The Moscow Times
February 19, 2009
RIGA, Latvia — A first shipment of nonlethal goods to U.S. forces in Afghanistan is to leave soon from Latvia, an official said Wednesday, as Washington seeks new supply routes in response to the closure of a base in Kyrgyzstan.
Estonia said its ports could also be used for such traffic.
The United States needs alternative routes to supply its forces as Kyrgyzstan’s parliament is to vote on Thursday on closing the Manas air base outside the capital, Bishkek. One possible option is to ship supplies by train from Riga, the Latvian capital.

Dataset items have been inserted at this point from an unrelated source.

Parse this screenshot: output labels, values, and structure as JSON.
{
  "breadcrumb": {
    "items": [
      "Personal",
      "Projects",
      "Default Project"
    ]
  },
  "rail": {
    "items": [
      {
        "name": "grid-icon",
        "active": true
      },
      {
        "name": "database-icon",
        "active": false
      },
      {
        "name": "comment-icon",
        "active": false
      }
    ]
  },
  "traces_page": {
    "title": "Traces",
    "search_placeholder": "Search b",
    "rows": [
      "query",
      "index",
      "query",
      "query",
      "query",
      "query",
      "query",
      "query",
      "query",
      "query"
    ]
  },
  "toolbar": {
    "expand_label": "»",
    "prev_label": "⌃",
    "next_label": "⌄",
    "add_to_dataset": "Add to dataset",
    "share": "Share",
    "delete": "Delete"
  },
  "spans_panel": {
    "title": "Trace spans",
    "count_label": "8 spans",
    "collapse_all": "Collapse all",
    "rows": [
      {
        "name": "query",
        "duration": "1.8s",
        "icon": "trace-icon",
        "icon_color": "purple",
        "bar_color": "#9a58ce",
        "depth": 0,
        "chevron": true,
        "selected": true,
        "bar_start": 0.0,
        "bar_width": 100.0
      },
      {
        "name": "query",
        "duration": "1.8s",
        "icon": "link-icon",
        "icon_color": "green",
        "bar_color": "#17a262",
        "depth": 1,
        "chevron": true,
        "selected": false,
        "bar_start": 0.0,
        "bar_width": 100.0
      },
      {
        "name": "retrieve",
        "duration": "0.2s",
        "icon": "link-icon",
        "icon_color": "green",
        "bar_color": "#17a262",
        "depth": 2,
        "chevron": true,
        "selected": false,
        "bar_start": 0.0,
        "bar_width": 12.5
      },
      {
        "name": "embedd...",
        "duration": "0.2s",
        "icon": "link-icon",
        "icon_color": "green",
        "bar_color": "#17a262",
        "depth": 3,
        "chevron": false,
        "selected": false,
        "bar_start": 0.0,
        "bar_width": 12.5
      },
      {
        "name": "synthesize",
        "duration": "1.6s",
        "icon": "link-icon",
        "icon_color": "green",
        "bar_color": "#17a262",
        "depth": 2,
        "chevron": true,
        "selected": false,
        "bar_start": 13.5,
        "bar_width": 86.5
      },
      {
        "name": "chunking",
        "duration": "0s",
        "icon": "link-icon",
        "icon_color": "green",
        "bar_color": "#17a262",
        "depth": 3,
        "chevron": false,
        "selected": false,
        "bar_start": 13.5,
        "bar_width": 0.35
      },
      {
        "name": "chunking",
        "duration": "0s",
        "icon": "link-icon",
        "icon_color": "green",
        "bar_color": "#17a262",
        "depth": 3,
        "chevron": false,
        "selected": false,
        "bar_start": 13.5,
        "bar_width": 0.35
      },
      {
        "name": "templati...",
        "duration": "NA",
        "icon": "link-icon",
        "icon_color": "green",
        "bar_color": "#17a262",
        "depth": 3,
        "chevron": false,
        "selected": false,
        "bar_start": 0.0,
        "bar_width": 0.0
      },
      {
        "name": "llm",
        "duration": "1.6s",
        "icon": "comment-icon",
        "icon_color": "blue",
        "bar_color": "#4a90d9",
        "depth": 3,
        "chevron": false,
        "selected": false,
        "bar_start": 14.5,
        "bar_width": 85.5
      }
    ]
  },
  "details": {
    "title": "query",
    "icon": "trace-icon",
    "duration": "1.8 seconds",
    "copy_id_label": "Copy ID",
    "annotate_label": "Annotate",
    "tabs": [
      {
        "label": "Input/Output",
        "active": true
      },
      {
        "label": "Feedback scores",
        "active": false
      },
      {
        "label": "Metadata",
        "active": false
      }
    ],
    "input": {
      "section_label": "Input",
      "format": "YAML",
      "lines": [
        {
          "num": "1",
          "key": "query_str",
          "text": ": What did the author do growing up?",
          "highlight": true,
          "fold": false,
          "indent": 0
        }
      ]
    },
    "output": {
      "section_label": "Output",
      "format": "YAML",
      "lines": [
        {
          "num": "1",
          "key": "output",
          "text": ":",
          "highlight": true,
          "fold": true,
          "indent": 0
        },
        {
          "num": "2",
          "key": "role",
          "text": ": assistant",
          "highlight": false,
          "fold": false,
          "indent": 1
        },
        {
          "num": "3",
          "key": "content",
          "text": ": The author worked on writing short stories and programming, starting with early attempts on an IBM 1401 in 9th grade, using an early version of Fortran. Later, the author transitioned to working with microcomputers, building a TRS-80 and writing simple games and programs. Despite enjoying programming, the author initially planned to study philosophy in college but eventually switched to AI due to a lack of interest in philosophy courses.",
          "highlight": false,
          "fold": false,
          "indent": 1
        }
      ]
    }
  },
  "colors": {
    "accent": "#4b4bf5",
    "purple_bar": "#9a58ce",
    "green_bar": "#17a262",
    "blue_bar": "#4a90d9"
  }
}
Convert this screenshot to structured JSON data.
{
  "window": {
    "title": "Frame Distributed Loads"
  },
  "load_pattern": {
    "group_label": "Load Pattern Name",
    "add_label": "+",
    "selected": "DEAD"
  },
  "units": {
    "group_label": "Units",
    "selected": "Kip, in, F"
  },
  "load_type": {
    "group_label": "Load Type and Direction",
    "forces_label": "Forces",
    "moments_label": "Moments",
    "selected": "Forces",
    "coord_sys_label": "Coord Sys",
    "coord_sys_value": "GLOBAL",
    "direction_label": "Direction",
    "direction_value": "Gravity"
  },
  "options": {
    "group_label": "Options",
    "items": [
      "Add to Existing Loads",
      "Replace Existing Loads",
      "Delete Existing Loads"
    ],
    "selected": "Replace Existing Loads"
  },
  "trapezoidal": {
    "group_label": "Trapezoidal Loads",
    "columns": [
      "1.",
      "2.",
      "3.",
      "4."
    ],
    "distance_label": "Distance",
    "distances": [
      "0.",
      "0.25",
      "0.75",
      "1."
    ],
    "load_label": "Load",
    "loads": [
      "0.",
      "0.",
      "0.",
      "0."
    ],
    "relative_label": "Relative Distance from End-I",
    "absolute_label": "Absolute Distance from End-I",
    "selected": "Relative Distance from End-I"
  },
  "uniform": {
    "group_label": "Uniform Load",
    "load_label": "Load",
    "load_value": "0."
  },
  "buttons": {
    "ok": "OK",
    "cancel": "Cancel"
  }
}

“It is nonlethal commercial goods,” said a spokesman for the U.S. Embassy in Latvia.
He said the shipment, of 100 containers, would leave “in the near future.”
The embassy said 20 to 30 trainloads per week could go from Latvia to Afghanistan if the route proved a success.
“I think this is a very important project, supplying American troops fulfilling their mission in Afghanistan,” Latvian Foreign Minister Maris Riekstins told reporters after talks with his Estonian counterpart, Urmas Paet.
Paet said Estonia could send such shipments too.
An official at the container terminal at the Riga port said the shipment would leave very soon but declined to give further details, as it was a military cargo. He said the route would go via Russia and then through Central Asia.